Die Verkehrszeiten des Hamburg-Köln-Express (HKX) wurden selbst in dieser nachfragestarken Relation inzwischen deutlich reduziert und beschränken sich mittlerweile auf die Verkehrstage Freitag bis Sonntag. Die angekündigten Fahrten von „Der-Schnellzug.de GmbH“ in den Relationen Stuttgart—Hamburg, Karlsruhe—Dresden und Stuttgart—Aachen sind bislang über das Planungsstadium noch nicht hinausgekommen.

Am Versagen der betreffenden Unternehmen liegt dies wohl kaum, sondern vielmehr an den sehr ungünstigen verkehrspolitischen Rahmenbedingungen. Für Fernverkehrsangebote geeignete, gebrauchte Fahrzeuge zu erhalten, ist schwierig, und die in der Regel notwendige Modernisierung bindet viel Kapital.

Das altbekannte Problem: Wettbewerbsverzerrungen

Während Eisenbahnverkehrsunternehmen für die Nutzung der Schienenwege immer weiter steigende Trassen- bzw. Stationsgebühren entrichten müssen, kann der Wettbewerber Fernbus die Bundesverkehrswege noch immer kostenlos nutzen und darauf seine Leistungen zu entsprechend günstigen Konditionen anbieten. Locomore dagegen musste Schätzungen zufolge rund 6000 Euro allein für Trassengebühren pro Tag (!) zahlen.

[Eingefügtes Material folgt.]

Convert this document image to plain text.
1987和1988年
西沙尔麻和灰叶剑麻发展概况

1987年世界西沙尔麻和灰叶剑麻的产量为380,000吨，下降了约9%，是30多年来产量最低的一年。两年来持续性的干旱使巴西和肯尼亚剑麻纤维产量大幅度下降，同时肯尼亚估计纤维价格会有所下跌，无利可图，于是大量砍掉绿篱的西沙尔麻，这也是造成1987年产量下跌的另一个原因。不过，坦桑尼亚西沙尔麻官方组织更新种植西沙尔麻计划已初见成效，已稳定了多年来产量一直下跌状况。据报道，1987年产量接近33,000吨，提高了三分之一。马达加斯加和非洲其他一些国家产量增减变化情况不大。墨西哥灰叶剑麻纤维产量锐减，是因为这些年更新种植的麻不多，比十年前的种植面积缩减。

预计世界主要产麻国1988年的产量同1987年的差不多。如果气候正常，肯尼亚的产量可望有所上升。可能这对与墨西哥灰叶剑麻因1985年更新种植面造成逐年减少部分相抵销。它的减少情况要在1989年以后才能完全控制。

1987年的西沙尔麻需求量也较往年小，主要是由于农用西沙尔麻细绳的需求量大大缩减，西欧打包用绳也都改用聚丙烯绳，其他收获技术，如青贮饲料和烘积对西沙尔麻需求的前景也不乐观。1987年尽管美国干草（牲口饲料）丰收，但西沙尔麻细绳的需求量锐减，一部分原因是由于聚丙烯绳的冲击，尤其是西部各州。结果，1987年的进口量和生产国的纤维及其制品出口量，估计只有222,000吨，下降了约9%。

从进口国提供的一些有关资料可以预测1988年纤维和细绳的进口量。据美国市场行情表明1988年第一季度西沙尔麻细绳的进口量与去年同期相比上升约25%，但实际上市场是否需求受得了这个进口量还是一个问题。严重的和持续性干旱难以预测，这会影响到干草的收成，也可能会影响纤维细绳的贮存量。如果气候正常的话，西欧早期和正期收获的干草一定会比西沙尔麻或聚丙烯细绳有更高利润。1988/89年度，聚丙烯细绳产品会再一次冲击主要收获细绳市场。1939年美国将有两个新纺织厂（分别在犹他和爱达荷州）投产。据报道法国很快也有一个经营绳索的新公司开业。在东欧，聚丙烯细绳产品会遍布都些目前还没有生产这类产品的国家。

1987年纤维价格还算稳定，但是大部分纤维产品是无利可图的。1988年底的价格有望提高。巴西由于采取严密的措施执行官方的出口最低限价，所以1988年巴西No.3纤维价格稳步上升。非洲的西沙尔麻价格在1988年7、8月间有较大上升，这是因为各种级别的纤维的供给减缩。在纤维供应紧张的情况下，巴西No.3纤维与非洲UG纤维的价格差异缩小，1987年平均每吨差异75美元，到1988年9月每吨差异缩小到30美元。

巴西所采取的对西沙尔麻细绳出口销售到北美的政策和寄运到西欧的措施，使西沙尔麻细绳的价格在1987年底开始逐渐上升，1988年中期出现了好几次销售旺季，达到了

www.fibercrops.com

Für den Interconnex in der Relation Warnemünde—Leipzig betrugen die Kosten für die Trassennutzung seinerzeit rund 1300 Euro pro Fahrt und Richtung. Hinzu kamen noch die Stationsgebühren.

Ähnlich der unbefriedigenden Situation im Schienengüterverkehr sind daher ernsthafte strukturelle Änderungen abseits politischer Sonntagsreden notwendig. Das derzeitige Trassenpreissystem verhindert Schienenverkehre. Eine deutliche Absenkung ist daher überfällig!

Die Forderung u. a. der Allianz pro Schiene e. V. und der Bundesarbeitsgemeinschaft der Aufgabenträger des SPNV e. V. (BAGSPNV) nach einer Halbierung der Schienenmaut wird deshalb auch seitens des Deutschen Bahnkunden-Verbands e. V. (DBV) und des Berliner Fahrgastverbands IGEB e. V. unterstützt.

Außerdem müssen endlich auch Fernbusse in das Mautsystem integriert werden!